Compensação total que a Odebrecht pagará está em disputa entre Washington e Brasília sobre como será distribuída

Ex-presidente Luiz Inácio Lula da SilvaEx-presidente Luiz Inácio Lula da Silva - Foto: Reprodução/YouTube

A delação em massa de executivos do grupo Odebrecht por sua atuação na rede de corrupção da Petrobras, investigada na Operação Lava Jato, está travada por divergências sobre a multa que deve ser paga nos Estados Unidos, onde a empresa também é investigada.

"Está tudo pronto, mas apareceram entraves sobre a multa a ser paga nos Estados Unidos e isso está atrasando o fechamento do acordo. Provavelmente deve ser reaberto a partir de segunda-feira (28), porque hoje [quinta-feira, 24] é feriado nos Estados Unidos", disse à AFP uma fonte com acesso às negociações.

A compensação total que a Odebrecht pagará "gira em torno de 2,5 bilhões de dólares" pelas infrações cometidas às leis de Brasil, Estados Unidos, Suíça e existe uma disputa entre Washington e Brasília sobre como será distribuída, acrescentou.

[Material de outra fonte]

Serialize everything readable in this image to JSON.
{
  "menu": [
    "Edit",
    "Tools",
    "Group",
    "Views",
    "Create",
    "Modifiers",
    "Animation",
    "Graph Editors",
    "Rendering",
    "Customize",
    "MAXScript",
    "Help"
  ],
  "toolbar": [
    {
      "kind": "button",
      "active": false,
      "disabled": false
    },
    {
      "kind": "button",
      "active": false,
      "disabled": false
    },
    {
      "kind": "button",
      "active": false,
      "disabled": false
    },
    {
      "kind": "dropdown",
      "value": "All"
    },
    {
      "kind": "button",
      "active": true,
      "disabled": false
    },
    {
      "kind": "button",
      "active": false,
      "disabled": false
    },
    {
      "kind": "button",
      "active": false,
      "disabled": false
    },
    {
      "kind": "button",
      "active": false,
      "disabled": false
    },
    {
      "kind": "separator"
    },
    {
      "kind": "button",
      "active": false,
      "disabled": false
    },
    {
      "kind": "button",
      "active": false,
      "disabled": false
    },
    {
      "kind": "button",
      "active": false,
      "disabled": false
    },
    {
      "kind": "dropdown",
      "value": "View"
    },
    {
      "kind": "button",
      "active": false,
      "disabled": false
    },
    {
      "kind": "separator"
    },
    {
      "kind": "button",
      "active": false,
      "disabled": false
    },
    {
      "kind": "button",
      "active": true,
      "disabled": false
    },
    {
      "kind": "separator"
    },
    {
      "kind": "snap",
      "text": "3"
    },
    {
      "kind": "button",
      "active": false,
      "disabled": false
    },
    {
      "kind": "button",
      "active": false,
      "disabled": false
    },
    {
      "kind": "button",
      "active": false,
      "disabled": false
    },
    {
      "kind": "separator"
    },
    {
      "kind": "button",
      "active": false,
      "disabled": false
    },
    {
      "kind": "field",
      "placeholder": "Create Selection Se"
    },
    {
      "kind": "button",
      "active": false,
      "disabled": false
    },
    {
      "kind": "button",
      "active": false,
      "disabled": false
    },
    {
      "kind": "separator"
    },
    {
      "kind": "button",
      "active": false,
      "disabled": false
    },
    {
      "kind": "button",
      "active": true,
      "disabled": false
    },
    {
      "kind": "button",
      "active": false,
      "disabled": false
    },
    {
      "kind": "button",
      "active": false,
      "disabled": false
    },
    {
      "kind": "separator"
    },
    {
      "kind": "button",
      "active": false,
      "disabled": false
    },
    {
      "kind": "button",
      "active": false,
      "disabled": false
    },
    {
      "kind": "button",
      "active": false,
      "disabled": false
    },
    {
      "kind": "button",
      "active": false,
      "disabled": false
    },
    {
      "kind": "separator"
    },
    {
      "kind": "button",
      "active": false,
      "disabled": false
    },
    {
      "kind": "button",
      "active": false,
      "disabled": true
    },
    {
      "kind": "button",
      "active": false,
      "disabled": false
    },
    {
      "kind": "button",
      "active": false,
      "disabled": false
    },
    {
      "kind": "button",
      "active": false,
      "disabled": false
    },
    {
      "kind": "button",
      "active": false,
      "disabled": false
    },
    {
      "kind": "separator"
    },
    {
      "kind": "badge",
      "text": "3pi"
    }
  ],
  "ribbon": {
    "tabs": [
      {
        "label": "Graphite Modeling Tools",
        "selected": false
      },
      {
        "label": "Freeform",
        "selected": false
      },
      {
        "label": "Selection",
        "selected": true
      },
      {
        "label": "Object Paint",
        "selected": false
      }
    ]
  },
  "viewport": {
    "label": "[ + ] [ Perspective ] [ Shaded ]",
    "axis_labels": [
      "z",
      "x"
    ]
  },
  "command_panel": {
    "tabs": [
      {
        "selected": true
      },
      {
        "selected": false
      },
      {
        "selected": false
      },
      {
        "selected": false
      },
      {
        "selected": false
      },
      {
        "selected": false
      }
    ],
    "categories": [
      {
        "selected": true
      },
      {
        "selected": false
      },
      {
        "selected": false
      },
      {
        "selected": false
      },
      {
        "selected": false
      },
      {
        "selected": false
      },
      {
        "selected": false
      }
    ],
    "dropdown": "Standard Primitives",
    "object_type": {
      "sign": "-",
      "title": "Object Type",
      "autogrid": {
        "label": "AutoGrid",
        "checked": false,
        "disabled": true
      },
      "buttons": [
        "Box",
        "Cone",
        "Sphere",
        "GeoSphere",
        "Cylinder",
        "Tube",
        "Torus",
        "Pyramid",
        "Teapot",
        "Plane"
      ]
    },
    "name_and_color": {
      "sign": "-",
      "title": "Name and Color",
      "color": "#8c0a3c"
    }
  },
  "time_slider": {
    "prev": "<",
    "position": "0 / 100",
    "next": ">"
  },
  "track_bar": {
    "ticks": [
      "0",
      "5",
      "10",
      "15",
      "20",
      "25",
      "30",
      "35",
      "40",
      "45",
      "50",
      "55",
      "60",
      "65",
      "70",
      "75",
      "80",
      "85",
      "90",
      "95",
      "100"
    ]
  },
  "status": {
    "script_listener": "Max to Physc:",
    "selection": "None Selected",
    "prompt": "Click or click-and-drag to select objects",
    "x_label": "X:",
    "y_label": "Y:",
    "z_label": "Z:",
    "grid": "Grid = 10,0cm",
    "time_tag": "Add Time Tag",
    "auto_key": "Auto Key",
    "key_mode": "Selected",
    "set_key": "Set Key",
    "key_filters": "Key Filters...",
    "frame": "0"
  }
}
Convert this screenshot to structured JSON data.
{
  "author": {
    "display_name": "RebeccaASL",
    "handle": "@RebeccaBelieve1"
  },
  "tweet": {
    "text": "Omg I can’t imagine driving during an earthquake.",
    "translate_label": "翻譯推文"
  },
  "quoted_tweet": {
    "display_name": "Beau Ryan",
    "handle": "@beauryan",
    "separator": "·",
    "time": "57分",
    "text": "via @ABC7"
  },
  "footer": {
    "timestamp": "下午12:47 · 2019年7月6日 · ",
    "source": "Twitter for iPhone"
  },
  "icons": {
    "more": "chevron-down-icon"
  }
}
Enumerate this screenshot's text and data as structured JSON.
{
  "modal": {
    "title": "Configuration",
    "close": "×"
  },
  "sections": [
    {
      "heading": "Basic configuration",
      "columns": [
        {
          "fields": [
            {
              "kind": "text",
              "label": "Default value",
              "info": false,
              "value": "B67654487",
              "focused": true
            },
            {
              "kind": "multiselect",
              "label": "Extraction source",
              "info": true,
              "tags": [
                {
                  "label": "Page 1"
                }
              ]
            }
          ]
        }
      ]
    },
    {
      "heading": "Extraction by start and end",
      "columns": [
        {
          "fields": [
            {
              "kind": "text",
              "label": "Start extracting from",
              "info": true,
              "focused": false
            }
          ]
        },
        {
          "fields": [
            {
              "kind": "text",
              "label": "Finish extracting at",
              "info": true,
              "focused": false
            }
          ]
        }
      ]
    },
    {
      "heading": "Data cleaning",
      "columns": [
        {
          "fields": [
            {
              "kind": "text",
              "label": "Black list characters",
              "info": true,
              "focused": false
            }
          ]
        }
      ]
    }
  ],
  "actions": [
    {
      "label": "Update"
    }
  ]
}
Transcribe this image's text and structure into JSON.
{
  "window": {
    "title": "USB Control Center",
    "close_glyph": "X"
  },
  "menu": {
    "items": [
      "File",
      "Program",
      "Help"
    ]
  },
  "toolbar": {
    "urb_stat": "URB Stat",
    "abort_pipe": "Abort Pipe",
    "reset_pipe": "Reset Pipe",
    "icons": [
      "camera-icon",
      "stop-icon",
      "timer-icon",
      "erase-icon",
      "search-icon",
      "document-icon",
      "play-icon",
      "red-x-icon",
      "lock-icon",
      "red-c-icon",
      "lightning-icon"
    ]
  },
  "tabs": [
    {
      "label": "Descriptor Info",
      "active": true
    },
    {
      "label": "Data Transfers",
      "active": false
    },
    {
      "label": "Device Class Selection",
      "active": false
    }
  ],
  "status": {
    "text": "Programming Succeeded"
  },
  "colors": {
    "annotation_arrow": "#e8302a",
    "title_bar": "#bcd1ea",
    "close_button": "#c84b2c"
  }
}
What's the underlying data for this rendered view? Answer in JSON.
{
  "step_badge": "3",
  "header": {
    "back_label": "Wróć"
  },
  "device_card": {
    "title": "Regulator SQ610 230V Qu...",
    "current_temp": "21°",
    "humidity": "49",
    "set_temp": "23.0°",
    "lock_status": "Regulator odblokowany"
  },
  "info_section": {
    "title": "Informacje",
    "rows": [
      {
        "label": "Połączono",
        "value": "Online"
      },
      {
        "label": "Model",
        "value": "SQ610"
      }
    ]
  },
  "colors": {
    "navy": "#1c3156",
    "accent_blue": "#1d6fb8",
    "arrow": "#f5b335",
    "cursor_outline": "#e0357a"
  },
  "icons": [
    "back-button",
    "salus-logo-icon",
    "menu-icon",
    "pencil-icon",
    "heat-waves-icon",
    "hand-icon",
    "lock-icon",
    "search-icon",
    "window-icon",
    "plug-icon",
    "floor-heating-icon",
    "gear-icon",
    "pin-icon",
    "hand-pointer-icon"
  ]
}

A esperada confissão de mais de 70 funcionários do grupo de engenharia, em troca da redução de suas penas, é um barril de pólvora para o mundo político brasileiro, pois espalhará acusações sobre 200 pessoas, incluindo políticos de quase todo o espectro político, governadores e altos funcionários, segundo a imprensa.

O iminente fechamento do acordo alarmou o Congresso Nacional.

Com mais de 50 deputados investigados pela 'Lava Jato', a Câmara cogita aprovar um emenda que permita uma anistia de crimes ligados ao Caixa 2 - doações não declaradas diante da justiça eleitoral - que costumam usar para lavagem de dinheiro.

A Odebrecht, que chegou a ser uma das maiores construturas da América Latina, era um agente financeiro importante para muitos políticos, segundo a investigação que revelou o escândalo de corrupção que deixou um rombo de mais de 2 bilhões de dólares na estatal.

Seu ex-presidente, Marcelo Odebrecht, considerado um dos empresários mais influentes, está preso há 16 meses em Curitiba, onde cumpre pena de mais de 19 anos por integrar uma organização criminosa e cometer os crimes de corrupção e lavagem de dinheiro.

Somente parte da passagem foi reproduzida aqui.